Some viewers may also find it problematic that the film is centered on heads of state, and arguably inflates the importance of these leaders’ roles in creating change. It includes very few voices from the grassroots organizations that contribute to South America’s political movements. Ordinary citizens appear in spurts throughout the film, mainly in street demonstrations and in their neighborhoods playing traditional Venezuelan music, but they are not directly interviewed and their experiences are not conveyed. The tremendously popular Barrio Adentro public health care system in Venezuela and the unprecedented amount of small and medium-sized cooperative businesses the government has promoted received about 20 seconds of footage each. Had the film shown more of the concrete achievements of the left-leaning governments as described by the beneficiaries and community organizers, it would have strengthened the credibility of the various presidents’ claims and been a more accurate portrayal of the processes of change that are underway.
Finally, the film’s treatment of the issues of race and gender seems to lack the necessary thoroughness. The main argument put forth is that women, non-white, and working class people are now reaching the highest levels of power. This is certainly a new phenomenon with great symbolic importance, but framing it as substantial change in itself may be tokenistic or essentialist. The crucial point that the film does not make explicit is that, unlike President Barack Obama, Secretary of State Hillary Clinton, former Secretary of State Condoleezza Rice, former British Prime Minister Margaret Thatcher, and others, female, non-white, and working class politicians in South America are enacting specific policies to empower historically oppressed groups, reverse systemic race and gender oppression, and, in some cases, subvert capitalist exploitation. The idea expounded toward the end of the film that Latin American immigrants in the US might carry the flame of Bolivarianism within them seems to reflect some shaky racial reasoning, as well. It is also important to point out that the people interviewed for expert commentary include no women (except for President Fernandez), and the experiences of women are not well represented in the film.

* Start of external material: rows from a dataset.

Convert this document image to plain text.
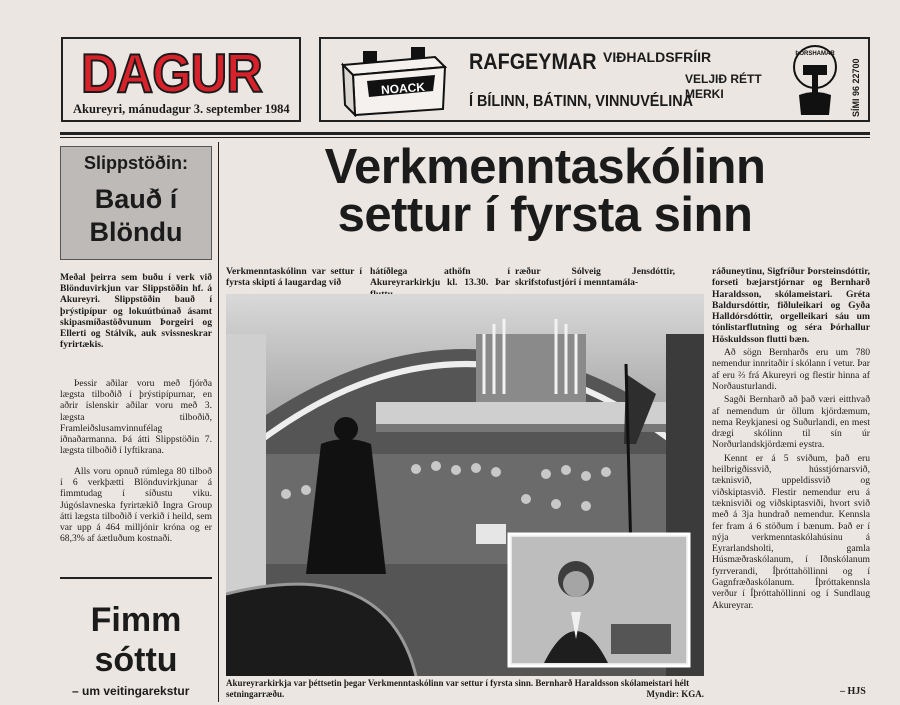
DAGUR
Akureyri, mánudagur 3. september 1984
NOACK
RAFGEYMAR VIÐHALDSFRÍIR
Í BÍLINN, BÁTINN, VINNUVÉLINA
VELJIÐ RÉTT MERKI
ÞÓRSHAMAR
SÍMI 96 22700
Slippstöðin:
Bauð í
Blöndu
Meðal þeirra sem buðu í verk við Blönduvirkjun var Slippstöðin hf. á Akureyri. Slippstöðin bauð í þrýstipípur og lokuútbúnað ásamt skipasmíðastöðvunum Þorgeiri og Ellerti og Stálvík, auk svissneskrar fyrirtækis.
Þessir aðilar voru með fjórða lægsta tilboðið í þrýstipípurnar, en aðrir íslenskir aðilar voru með 3. lægsta tilboðið, Framleiðslusamvinnufélag iðnaðarmanna. Þá átti Slippstöðin 7. lægsta tilboðið í lyftikrana.
Alls voru opnuð rúmlega 80 tilboð í 6 verkþætti Blönduvirkjunar á fimmtudag í síðustu viku. Júgóslavneska fyrirtækið Ingra Group átti lægsta tilboðið í verkið í heild, sem var upp á 464 milljónir króna og er 68,3% af áætluðum kostnaði.
Fimm
sóttu
– um veitingarekstur
Verkmenntaskólinn
settur í fyrsta sinn
Verkmenntaskólinn var settur í fyrsta skipti á laugardag við
hátíðlega athöfn í Akureyrarkirkju kl. 13.30. Þar
ræður Sólveig Jensdóttir, skrifstofustjóri í menntamála-

ráðuneytinu, Sigfríður Þorsteinsdóttir, forseti bæjarstjórnar og Bernharð Haraldsson, skólameistari. Gréta Baldursdóttir, fiðluleikari og Gyða Halldórsdóttir, orgelleikari sáu um tónlistarflutning og séra Þórhallur Höskuldsson flutti bæn.

Að sögn Bernharðs eru um 780 nemendur innritaðir í skólann í vetur. Þar af eru ⅔ frá Akureyri og flestir hinna af Norðausturlandi.

Sagði Bernharð að það væri eitthvað af nemendum úr öllum kjördæmum, nema Reykjanesi og Suðurlandi, en mest drægi skólinn til sín úr Norðurlandskjördæmi eystra.

Kennt er á 5 sviðum, það eru heilbrigðissvið, hússtjórnarsvið, tæknisvið, uppeldissvið og viðskiptasvið. Flestir nemendur eru á tæknisviði og viðskiptasviði, hvort svið með á 3ja hundrað nemendur. Kennsla fer fram á 6 stöðum í bænum. Það er í nýja verkmenntaskólahúsinu á Eyrarlandsholti, gamla Húsmæðraskólanum, í Iðnskólanum fyrrverandi, Íþróttahöllinni og í Gagnfræðaskólanum. Íþróttakennsla verður í Íþróttahöllinni og í Sundlaug Akureyrar.

– HJS
Akureyrarkirkja var þéttsetin þegar Verkmenntaskólinn var settur í fyrsta sinn. Bernharð Haraldsson skólameistari hélt setningarræðu.	Myndir: KGA.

If Stone’s target audience is the mainstream public that knows pretty much nothing about South America, then the film serves the purpose of provoking its audience to take interest and look beyond what the media feeds them, and hopefully be inspired to take action. The film’s accentuation of the hope inspired by South America’s leftist and progressive leaders is exactly the message that needs to be communicated to a politically disempowered US citizenry, although Stone’s implication that President Obama also embodies this hope is far-fetched considering Obama’s very conservative policies. Committed political activists who are somewhat or very knowledgeable about South American affairs may find that the film did not provide sufficient context or analysis, but the film is nonetheless useful for bringing people together to build a movement in solidarity with the countries portrayed in the film.